Virginia Lawyers Weekly//November 6, 2023//
Where a female employee alleged that she was paid less because of her sex, but her only male comparator did not perform a similar job and she offered no other evidence suggesting the disparate pay was because of her sex, the company prevailed on the claim.
Background
Ashley Noonan claims that she suffered sex-based wage discrimination while working at Consolidated Shoe Company, and, what’s more, was retaliated against when she complained about it. Before the district court, she sought to show wage discrimination by comparing her wages to those of Matt Wiese, a male co-worker at Consolidated Shoe.
But Wiese, a graphic designer, had a meaningfully different role at the company than Noonan, a content creator and part-time photographer. Because the two did not perform similar jobs, Noonan could not rely on Wiese as a comparator to show wage discrimination. So the district court granted summary judgment to Consolidated Shoe.
Analysis
In her complaint, and before the district court, Noonan relied Wiese as a comparator. She argued that he performed a similar job but was paid more than she was paid. But the district court rejected that argument, finding that Wiese did not perform a similar job. Now, on appeal, Noonan has abandoned any argument that Wiese’s job was similar. And rightfully so — Wiese had a distinct job.
Of course, Noonan doesn’t need a male comparator to establish a prima facie case of pay discrimination. But she must still present evidence that reasonably creates an inference of an unlawfully discriminatory motive to shift the burden to Consolidated Shoe.
In an attempt to create this inference, Noonan points out that — based on her boss’s email — not only did Wiese make more money than she made, but he was also paid at the “local industry standard,” while the female employees in the marketing department were paid below that standard. From this, she argues the court can infer that the company discriminated against women.

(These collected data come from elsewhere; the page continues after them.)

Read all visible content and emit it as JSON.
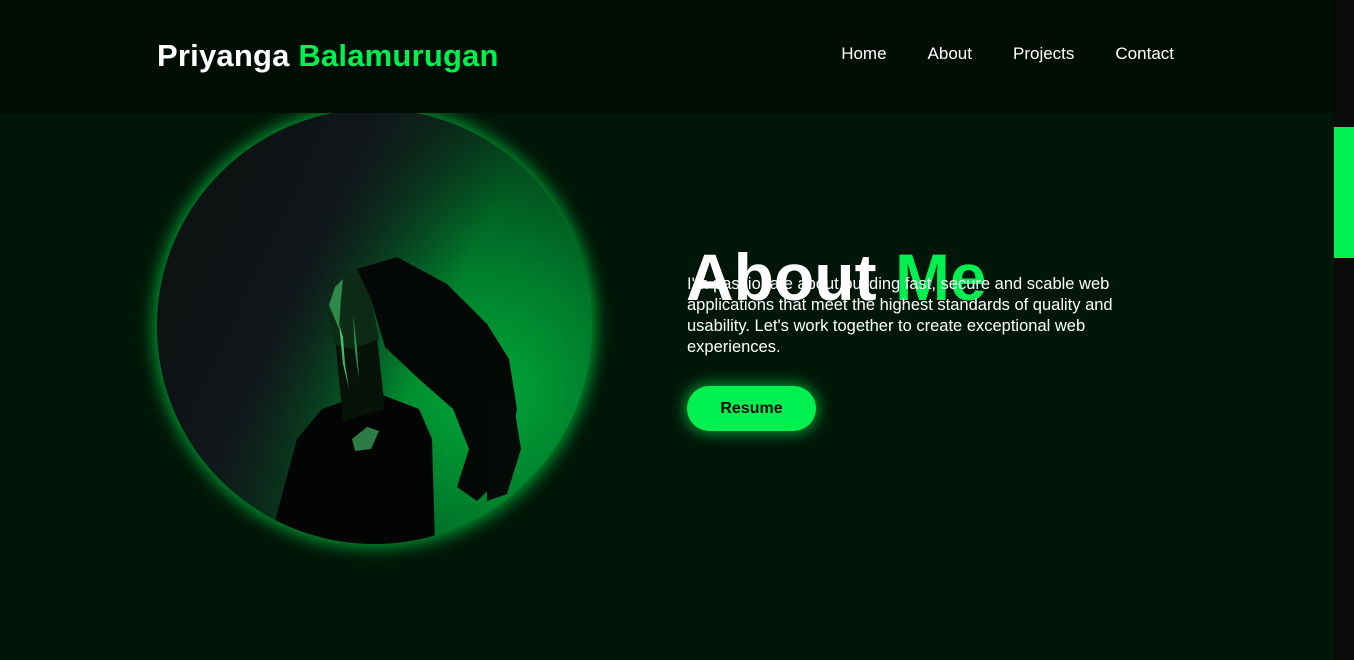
{
  "brand": {
    "first": "Priyanga",
    "last": "Balamurugan"
  },
  "nav": {
    "items": [
      "Home",
      "About",
      "Projects",
      "Contact"
    ]
  },
  "about": {
    "title_main": "About",
    "title_accent": "Me",
    "description": "I'm passionate about building fast, secure and scable web applications that meet the highest standards of quality and usability. Let's work together to create exceptional web experiences.",
    "button_label": "Resume"
  },
  "colors": {
    "accent": "#00f050",
    "background": "#001608",
    "header_background": "#000d04",
    "text": "#ffffff"
  },
  "profile_photo": {
    "icon": "profile-photo"
  }
}
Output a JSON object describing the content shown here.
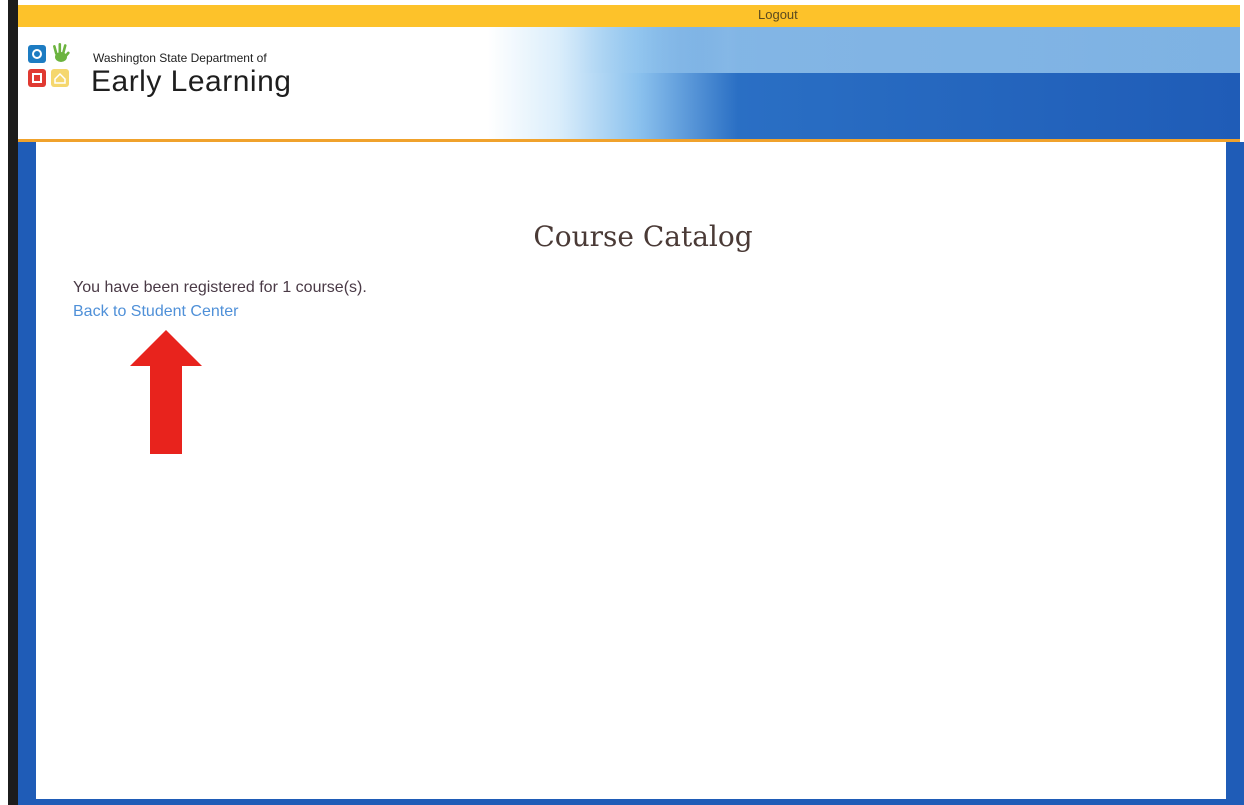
{
  "topbar": {
    "logout_label": "Logout"
  },
  "header": {
    "agency_line": "Washington State Department of",
    "agency_name": "Early Learning",
    "colors": {
      "topbar": "#fdc22a",
      "accent_line": "#f0a22c",
      "blue": "#1f5cb7"
    }
  },
  "logo": {
    "icons": [
      "circle-square-icon",
      "hand-icon",
      "square-icon",
      "house-icon"
    ]
  },
  "main": {
    "title": "Course Catalog",
    "message": "You have been registered for 1 course(s).",
    "back_link_label": "Back to Student Center",
    "annotation_arrow_color": "#e8231d"
  }
}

In essence, Noonan argues that the so-called “local industry standard” creates some objective value of what marketing-department work was worth. And since she and two other female employees were paid less than this standard, whereas Wiese, the only male in the department, was not, the court should infer discriminatory animus.
But those other employees didn’t perform jobs similar to Wiese either. They all held different positions. The sum here is not more than its parts. What Noonan cannot show by comparing herself to one dissimilar male employee, she can’t show by comparing that same male co-worker to two other dissimilar employees either. So Noonan has not satisfied her burden of raising an inference of sex discrimination.
Retaliation
Noonan claims that she was retaliated against for raising concerns about sex-based wage discrimination, in violation of Title VII and the Equal Pay Act. She alleges three retaliatory acts: (1) Petrick’s threat to fire her; (2) Consolidated Shoe’s reduction in her job responsibilities, particularly doing fewer photoshoots and (3) the company’s declining to provide a letter of recommendation after letting her go.
The parties agree that Noonan engaged in protected activity when, armed with Wiese’s paystub, she confronted Petrick with accusations of sex-based wage discrimination. Still, she hasn’t pointed to evidence from which a reasonable jury could conclude she has met all three elements for any of the alleged retaliatory conduct because none of the actions she complains about were “both material and undertaken because of her complaints about salary equity.”
Affirmed.
Noonan v. Consolidated Shoe Company, Inc., Case No. 21-2328, Oct. 19, 2023. 4th Cir. (Richardson), from WDVA at Lynchburg (Moon). Johnneal M. White for Appellant. Monica Taylor Monday for Appellee. VLW 023-2-250. 16 pp.